Scientists working at the world’s biggest atom-smasher say they have discovered a new kind of particle called “pentaquarks”.
The existence of pentaquarks was first proposed in the 1960s by American physicists Murray Gell-Mann and Georg Zweig.
The European Organisation for Nuclear Research, or Cern, said the discovery was made by a team working on one of the four experiments at the Large Hadron Collider (LHC) beneath the Swiss-French border.
Guy Wilkinson, a spokesman for the LHC team, said studying pentaquarks may help scientists gain a better understanding of “how ordinary matter, the protons and neutrons from which we’re all made, is constituted”.
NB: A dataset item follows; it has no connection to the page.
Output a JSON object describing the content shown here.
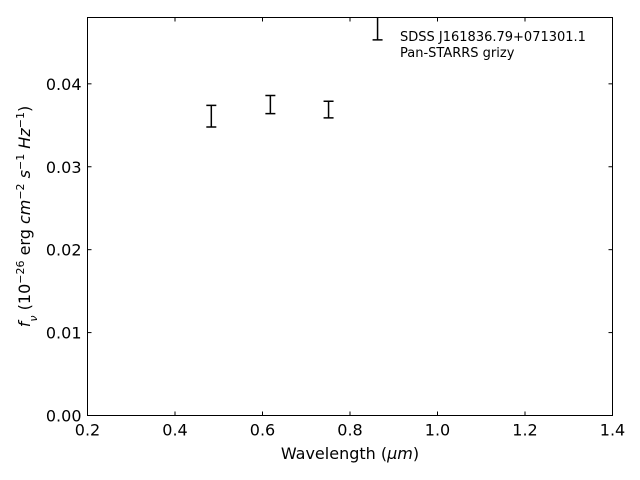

“This seems to be a very significant observation,” said Anton Andronic, a physicist based at the Helmholtz Centre for Heavy Ion Research in Darmstadt, Germany, who was not involved in the experiment.
“But like any discovery it will have to be confirmed by an independent measurement.”
Previous claims to the detection of pentaquarks have been refuted.
The discovery, if verified, would be the second major find at the Large Hadron Collider, which is used by physicists from around the world.
Cern likened previous attempts to prove the existence of pentaquarks to looking for silhouettes in the dark, “whereas LHCb conducted the search with the lights on, and from all angles”.